The Books of First and Second Esdras (or “Ezra” meaning something like “help” in Hebrew) are apocryphal and somewhat apocalyptic texts in the Hebrew biblical tradition, particularly the second book of Esdras. They are non canonical Biblical books, however they do appear in certain Greek Orthodox, Episcopal, and Lutheran Bibles. At the Council of Trent in 1540s-1560s, the books of First and Second Esdras were recognized, however they were in reference to the division of the Book of Ezra (as found in the Bible), which is commonly referred to today as “Ezra-Nehemiah”. The apocryphal books of First and Second Esdras appear in the Vulate however only under the name for the Book of Ezra (with 2 Esdras excluded) and they appear in the Septuagint, as extensions of the book of Ezra. This overlap has caused considerable consternation and confusion for biblical compilers.

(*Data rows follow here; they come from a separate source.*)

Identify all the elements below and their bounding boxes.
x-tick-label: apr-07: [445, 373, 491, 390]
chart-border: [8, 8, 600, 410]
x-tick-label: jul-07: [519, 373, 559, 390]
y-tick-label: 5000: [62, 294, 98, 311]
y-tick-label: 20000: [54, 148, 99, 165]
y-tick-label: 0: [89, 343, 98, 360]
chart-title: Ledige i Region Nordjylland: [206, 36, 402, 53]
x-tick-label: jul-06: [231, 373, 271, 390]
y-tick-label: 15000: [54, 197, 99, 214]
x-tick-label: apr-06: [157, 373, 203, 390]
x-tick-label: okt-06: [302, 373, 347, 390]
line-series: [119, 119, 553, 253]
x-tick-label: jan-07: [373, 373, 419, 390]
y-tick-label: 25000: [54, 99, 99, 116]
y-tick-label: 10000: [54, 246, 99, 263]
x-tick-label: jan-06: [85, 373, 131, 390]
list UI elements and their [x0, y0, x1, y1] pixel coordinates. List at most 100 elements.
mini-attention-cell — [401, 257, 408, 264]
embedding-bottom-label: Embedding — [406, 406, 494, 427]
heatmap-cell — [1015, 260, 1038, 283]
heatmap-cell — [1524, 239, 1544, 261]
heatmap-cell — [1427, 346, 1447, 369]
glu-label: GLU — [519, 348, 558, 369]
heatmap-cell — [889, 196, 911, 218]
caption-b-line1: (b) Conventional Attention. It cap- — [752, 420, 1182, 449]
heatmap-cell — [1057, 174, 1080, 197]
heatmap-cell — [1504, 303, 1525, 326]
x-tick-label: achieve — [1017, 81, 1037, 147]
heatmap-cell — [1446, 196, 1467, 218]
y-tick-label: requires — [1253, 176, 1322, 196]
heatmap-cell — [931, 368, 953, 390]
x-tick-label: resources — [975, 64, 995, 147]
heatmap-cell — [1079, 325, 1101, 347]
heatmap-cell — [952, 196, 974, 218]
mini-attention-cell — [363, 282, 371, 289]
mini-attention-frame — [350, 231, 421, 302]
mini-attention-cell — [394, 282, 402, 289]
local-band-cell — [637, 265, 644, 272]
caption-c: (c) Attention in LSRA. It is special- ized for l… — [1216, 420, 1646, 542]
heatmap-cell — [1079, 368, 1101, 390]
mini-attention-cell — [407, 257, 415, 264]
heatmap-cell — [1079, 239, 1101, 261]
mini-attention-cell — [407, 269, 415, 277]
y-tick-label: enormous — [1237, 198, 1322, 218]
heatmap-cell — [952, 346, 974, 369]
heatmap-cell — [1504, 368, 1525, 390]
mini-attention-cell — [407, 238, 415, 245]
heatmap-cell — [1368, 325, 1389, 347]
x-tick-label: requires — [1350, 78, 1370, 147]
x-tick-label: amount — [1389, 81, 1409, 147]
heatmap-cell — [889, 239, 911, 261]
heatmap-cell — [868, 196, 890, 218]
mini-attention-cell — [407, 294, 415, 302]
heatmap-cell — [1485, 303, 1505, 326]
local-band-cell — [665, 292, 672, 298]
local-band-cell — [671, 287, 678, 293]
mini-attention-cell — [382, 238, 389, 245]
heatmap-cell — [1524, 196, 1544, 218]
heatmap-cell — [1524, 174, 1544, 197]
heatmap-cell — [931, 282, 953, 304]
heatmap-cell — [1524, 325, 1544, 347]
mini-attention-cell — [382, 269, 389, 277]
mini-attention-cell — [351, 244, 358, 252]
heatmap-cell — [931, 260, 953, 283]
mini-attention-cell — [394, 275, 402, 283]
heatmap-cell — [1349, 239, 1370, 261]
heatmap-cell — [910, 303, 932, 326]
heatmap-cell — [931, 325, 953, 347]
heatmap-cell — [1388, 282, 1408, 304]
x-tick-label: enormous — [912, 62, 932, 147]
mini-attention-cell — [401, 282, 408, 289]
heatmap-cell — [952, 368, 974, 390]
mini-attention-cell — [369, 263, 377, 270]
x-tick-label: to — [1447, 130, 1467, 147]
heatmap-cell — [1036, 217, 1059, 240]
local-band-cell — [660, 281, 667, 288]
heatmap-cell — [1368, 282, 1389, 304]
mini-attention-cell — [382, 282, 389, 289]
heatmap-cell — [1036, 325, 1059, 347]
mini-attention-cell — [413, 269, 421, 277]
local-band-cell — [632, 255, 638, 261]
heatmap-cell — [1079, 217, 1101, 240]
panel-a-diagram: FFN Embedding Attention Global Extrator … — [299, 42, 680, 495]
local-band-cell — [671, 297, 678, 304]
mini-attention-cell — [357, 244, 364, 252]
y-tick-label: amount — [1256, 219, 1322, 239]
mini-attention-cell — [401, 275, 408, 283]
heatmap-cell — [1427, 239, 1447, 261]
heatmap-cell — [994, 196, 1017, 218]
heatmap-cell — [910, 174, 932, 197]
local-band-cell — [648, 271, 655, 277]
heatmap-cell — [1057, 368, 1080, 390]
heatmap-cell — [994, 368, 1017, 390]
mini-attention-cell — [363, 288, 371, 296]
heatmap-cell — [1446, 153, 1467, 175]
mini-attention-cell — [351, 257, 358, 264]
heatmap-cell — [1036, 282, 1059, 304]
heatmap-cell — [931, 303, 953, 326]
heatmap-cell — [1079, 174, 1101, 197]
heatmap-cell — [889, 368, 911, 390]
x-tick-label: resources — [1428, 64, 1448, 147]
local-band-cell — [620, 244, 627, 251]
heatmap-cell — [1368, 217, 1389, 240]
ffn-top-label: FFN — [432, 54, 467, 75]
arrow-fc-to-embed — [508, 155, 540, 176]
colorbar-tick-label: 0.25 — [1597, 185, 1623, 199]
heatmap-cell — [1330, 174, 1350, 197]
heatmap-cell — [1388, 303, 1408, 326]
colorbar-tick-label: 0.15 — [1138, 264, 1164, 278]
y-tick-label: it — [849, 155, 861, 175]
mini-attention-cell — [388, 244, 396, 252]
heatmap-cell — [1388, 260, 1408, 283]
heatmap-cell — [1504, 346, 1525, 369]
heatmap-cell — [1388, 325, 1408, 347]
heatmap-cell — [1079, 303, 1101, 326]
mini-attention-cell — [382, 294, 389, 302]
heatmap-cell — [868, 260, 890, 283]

First Esdras is nine chapters in length. It tells of Israel’s skirmishes with the Egyptians, and its failed kings who become subjugated by Babylon until the reign of Cyrus comes and returns balance to the region. The book tells an amusing story of three Persian guardsmen who attempt to claim what is most powerful to the Persian emperor, Darius – three of his guards write a praise of what is strongest – wine, the king, and women and truth – and they each place their account under Darius’s pillow. In the end, the praise of truth wins riches for that guardsmen. In closing, the text recounts the celebration of Darius’s rebuilding of the temple in Jerusalem. It ends with an account of Ezra – a kind of summary of the Ezra story.
Second Esdras is 17 chapters in length. The first few chapters of 2 Esdras are believed to be latter interpolations by Christian scholars. Chapters 3-14 detail a Hebrew apocalyptic vision, ascribed to Ezra in his “thirtieth year” after the desolation of Babylon. The early visions contain the archangel Uriel -a mother mourning her son, and an eagle containing three heads who is attacked by a lion, and so on. Uriel serves as Ezra’s guide, a la Virgil to Dante, and many of the images mirror the apocalyptic visions in the book of Daniel. Chapters 16-17 conclude the book with a prophesy of a future Israel and a rebuke of Israel’s sinful nature -though it has been suggested that these last chapters are also latter Christian interpolations.
For this reading I used an internet-based Project Gutenberg translation.